Saskatchewan opens access to pension funds

Regulations change to allow members to manage and withdraw funds after retirement

Many pension professionals and plan sponsors believe that accrued pension funds should be used to pay a pension for the member’s lifetime, and not be treated as savings plans where funds can be withdrawn at any time after retirement. Plan members on the other hand, want the flexibility to access and manage funds as needed after retirement. Saskatchewan is the first province to come down on the side of flexibility.

The province is enabling portability for the full commuted value of an accrued pension. As of April 1, 2002, the Saskatchewan Pension Benefits Regulations, 1993 will allow funds in existing life income funds (LIFs) and locked-in retirement income funds (LRIFs) to be transferred into a retirement income fund (RRIF). In addition, the amendments permit former members to transfer funds from locked-in retirement accounts (LIRA) into RRIFs at the earlier age of 55 or the early retirement age established by the pension plan from which the funds originated.

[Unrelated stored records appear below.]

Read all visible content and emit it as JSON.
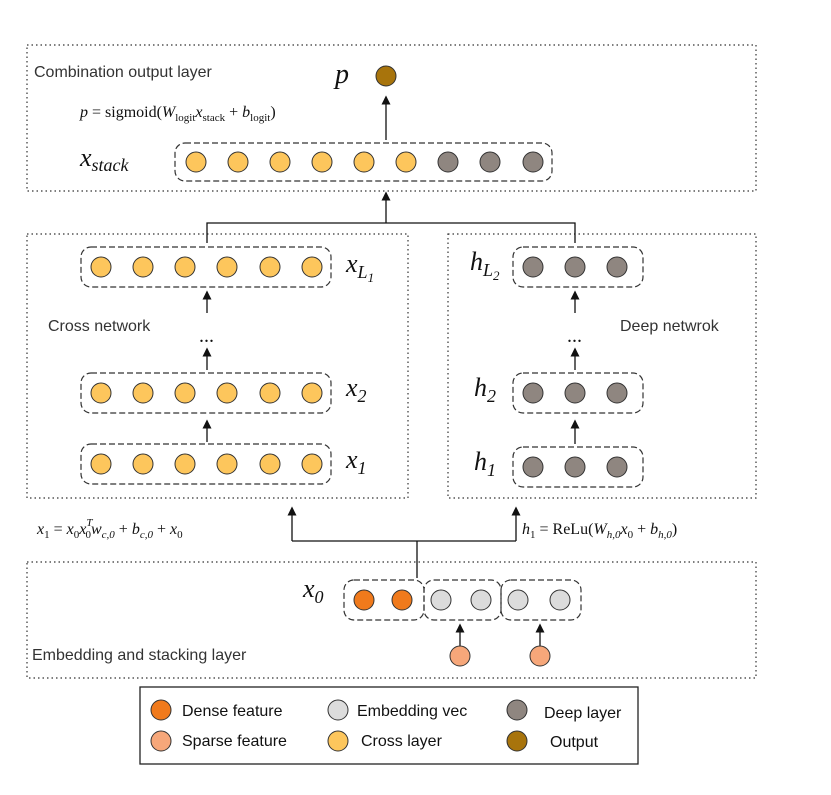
{
  "sections": {
    "combination": {
      "title": "Combination output layer",
      "output_symbol": "p",
      "formula": {
        "lhs": "p",
        "eq": " = sigmoid(",
        "w": "W",
        "w_sub": "logit",
        "x": "x",
        "x_sub": "stack",
        "plus": " + ",
        "b": "b",
        "b_sub": "logit",
        "close": ")"
      },
      "stack_label": {
        "base": "x",
        "sub": "stack"
      }
    },
    "cross": {
      "title": "Cross network",
      "labels": [
        {
          "base": "x",
          "sub": "L",
          "subsub": "1"
        },
        {
          "base": "x",
          "sub": "2"
        },
        {
          "base": "x",
          "sub": "1"
        }
      ],
      "ellipsis": "...",
      "formula": {
        "a": "x",
        "a_sub": "1",
        "eq": " = ",
        "b": "x",
        "b_sub": "0",
        "c": "x",
        "c_sub": "0",
        "c_sup": "T",
        "d": "w",
        "d_sub": "c,0",
        "plus1": " + ",
        "e": "b",
        "e_sub": "c,0",
        "plus2": " + ",
        "f": "x",
        "f_sub": "0"
      }
    },
    "deep": {
      "title": "Deep netwrok",
      "labels": [
        {
          "base": "h",
          "sub": "L",
          "subsub": "2"
        },
        {
          "base": "h",
          "sub": "2"
        },
        {
          "base": "h",
          "sub": "1"
        }
      ],
      "ellipsis": "...",
      "formula": {
        "a": "h",
        "a_sub": "1",
        "eq": " = ReLu(",
        "w": "W",
        "w_sub": "h,0",
        "x": "x",
        "x_sub": "0",
        "plus": " + ",
        "b": "b",
        "b_sub": "h,0",
        "close": ")"
      }
    },
    "embedding": {
      "title": "Embedding and stacking layer",
      "label": {
        "base": "x",
        "sub": "0"
      }
    }
  },
  "legend": {
    "items": [
      {
        "label": "Dense feature",
        "color": "#f07a1c"
      },
      {
        "label": "Embedding vec",
        "color": "#dcdcdc"
      },
      {
        "label": "Deep layer",
        "color": "#8f8680"
      },
      {
        "label": "Sparse feature",
        "color": "#f6a77a"
      },
      {
        "label": "Cross layer",
        "color": "#fdc65c"
      },
      {
        "label": "Output",
        "color": "#a8740c"
      }
    ]
  },
  "colors": {
    "cross_node": "#fdc65c",
    "deep_node": "#8f8680",
    "dense_node": "#f07a1c",
    "sparse_node": "#f6a77a",
    "embedding_node": "#dcdcdc",
    "output_node": "#a8740c"
  }
}
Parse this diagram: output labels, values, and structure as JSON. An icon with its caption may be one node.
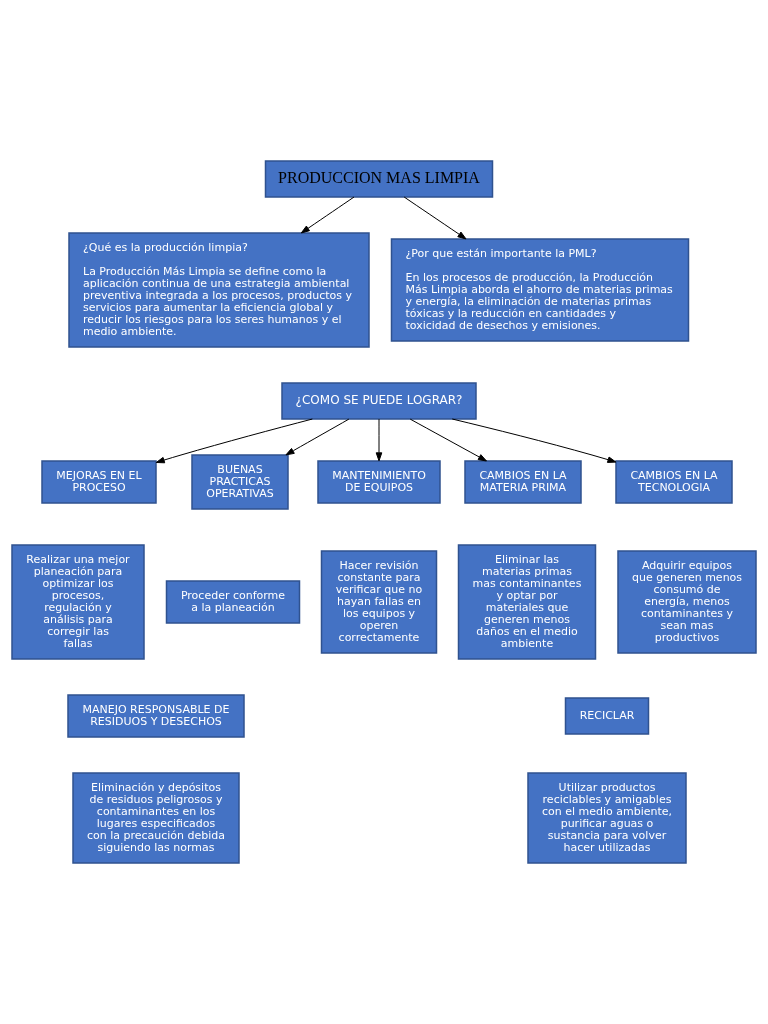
{
  "diagram": {
    "nodes": [
      {
        "text": [
          "PRODUCCION MAS LIMPIA"
        ]
      },
      {
        "text": [
          "¿Qué es la producción limpia?",
          "La Producción Más Limpia se define como la aplicación continua de una estrategia ambiental preventiva integrada a los procesos, productos y servicios para aumentar la eficiencia global y reducir los riesgos para los seres humanos y el medio ambiente."
        ]
      },
      {
        "text": [
          "¿Por que están importante la PML?",
          "En los procesos de producción, la Producción Más Limpia aborda el ahorro de materias primas y energía, la eliminación de materias primas tóxicas y la reducción en cantidades y toxicidad de desechos y emisiones."
        ]
      },
      {
        "text": [
          "¿COMO SE PUEDE LOGRAR?"
        ]
      },
      {
        "text": [
          "MEJORAS EN EL PROCESO"
        ]
      },
      {
        "text": [
          "BUENAS PRACTICAS OPERATIVAS"
        ]
      },
      {
        "text": [
          "MANTENIMIENTO DE EQUIPOS"
        ]
      },
      {
        "text": [
          "CAMBIOS EN LA MATERIA PRIMA"
        ]
      },
      {
        "text": [
          "CAMBIOS EN LA TECNOLOGIA"
        ]
      },
      {
        "text": [
          "Realizar una mejor planeación para optimizar los procesos, regulación y análisis para corregir las fallas"
        ]
      },
      {
        "text": [
          "Proceder conforme a la planeación"
        ]
      },
      {
        "text": [
          "Hacer revisión constante para verificar que no hayan fallas en los equipos y operen correctamente"
        ]
      },
      {
        "text": [
          "Eliminar las materias primas mas contaminantes y optar por materiales que generen menos daños en el medio ambiente"
        ]
      },
      {
        "text": [
          "Adquirir equipos que generen menos consumó de energía, menos contaminantes y sean mas productivos"
        ]
      },
      {
        "text": [
          "MANEJO RESPONSABLE DE RESIDUOS Y DESECHOS"
        ]
      },
      {
        "text": [
          "Eliminación y depósitos de residuos peligrosos y contaminantes en los lugares especificados con la precaución debida siguiendo las normas"
        ]
      },
      {
        "text": [
          "RECICLAR"
        ]
      },
      {
        "text": [
          "Utilizar productos reciclables y amigables con el medio ambiente, purificar aguas o sustancia para volver hacer utilizadas"
        ]
      }
    ],
    "edges": [
      {
        "from": 0,
        "to": 1,
        "arrow": "to"
      },
      {
        "from": 0,
        "to": 2,
        "arrow": "to"
      },
      {
        "from": 3,
        "to": 4,
        "arrow": "to"
      },
      {
        "from": 3,
        "to": 5,
        "arrow": "to"
      },
      {
        "from": 3,
        "to": 6,
        "arrow": "to"
      },
      {
        "from": 3,
        "to": 7,
        "arrow": "to"
      },
      {
        "from": 3,
        "to": 8,
        "arrow": "to"
      }
    ]
  }
}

This represents a distinct shift in thinking in pension management. Saskatchewan’s amendments transfer significant risk to members, who will now be fully responsible for investing and preserving their pension funds.

The changes could also have serious ramifications for spouses who consent to RRIF transfers without fully understanding the implications of their actions. They may be surprised to discover, on the death of the member, that the assets in the RRIF have been depleted, and no joint and survivor pension is payable from the spouse’s former employer.

Previously, on termination of employment, pension funds could only be transferred to a LIRA. Also under the previous regulations, where a pension plan allowed a transfer of the commuted value upon retirement, funds could be transferred to, and subsequently paid out from, an annuity, LIF or LRIF. However, LIFs and LRIFs had withdrawal limits, which were viewed as inflexible, particularly in a period of low investment returns. The Income Tax Act (ITA) only requires minimum — but not maximum — withdrawals from RRIFs. Therefore, these amendments effectively remove the withdrawal limits formerly imposed on LIFs and LRIFs.

Pension plans can also allow retiring employees to transfer accrued pension funds into RRIFs. However, plan sponsors can require members to receive a pension if they terminate on or after early retirement age. Sponsors are not obligated to offer portability options, including a transfer of funds to a RRIF, in these circumstances.

In addition to including the RRIF as a portability option, Saskatchewan’s Form 1, Spouse’s Waiver Under a Locked-in Retirement Account, and Form 2, Spouse’s Waiver Under a Pension Plan, have been repealed and replaced by three new forms. Each form is accompanied by a page of comments and instructions which strongly urges the spouse to seek independent advice from a lawyer and a financial advisor before completing the forms.

Form 1 is a new consent form, entitled Spouse’s Consent to Transfer to a Registered Retirement Income Fund Contract. To be valid, it must be signed by the spouse in the presence of a witness and outside the presence of the contract owner before assets may be transferred into a RRIF. Informed completion of this form is important because a RRIF contract has no limit on the amount of annual income that may be withdrawn. The owner could withdraw the entire balance in the contract, leaving the spouse with no survivor benefit payable on the death of the owner.

Form 2, the Spouse’s Waiver of Designated Beneficiary Status, will permit a spouse to waive entitlement as the designated beneficiary of a RRIF if the form is signed in the presence of a witness and outside the presence of the contract owner. If the form is not completed and filed with the issuer of the RRIF, on the death of the owner the balance of the money will be paid to the owner’s spouse who survives the owner for 30 days. Where there is no surviving spouse, where the spouse does not survive the owner for 30 days or more, or where the surviving spouse has signed Form 2 and the waiver has been filed with the issuer of the contract, the balance of the money goes to the beneficiary or to the personal representative of the owner’s estate, if there is no designated beneficiary.

Form 3, the Spouse’s Waiver of 60% Post-Retirement Survivor Benefit, has also been added. To be valid, it must be signed by the spouse in the presence of a witness and outside the immediate presence of the retiree not earlier than 90 days prior to the date that the pension payments are to commence. The waiver may be revoked at any time prior to the commencement of the pension payments by providing notice in writing to the plan administrator or the contract issuer.

Actions for plan sponsors with Saskatchewan members

In response to these regulatory changes, plan sponsors with Saskatchewan members may wish to:

•review plan provisions for portability options on or after the member’s early retirement date; and

•decide whether offering portability options at retirement which are permitted but not mandatory are in line with their overall pension philosophy.

Where transfers of commuted value at retirement are currently not available, and the plan sponsor decides to permit portability options including RRIFs, the plan sponsor should:

•initiate an enhanced employee communications program, including a financial education component on the role of RRIFs to provide income and preserve assets throughout a retiree’s lifetime, and

•review the statement of investment policies and procedures to ensure investment strategies are in line with increased cash flow needs.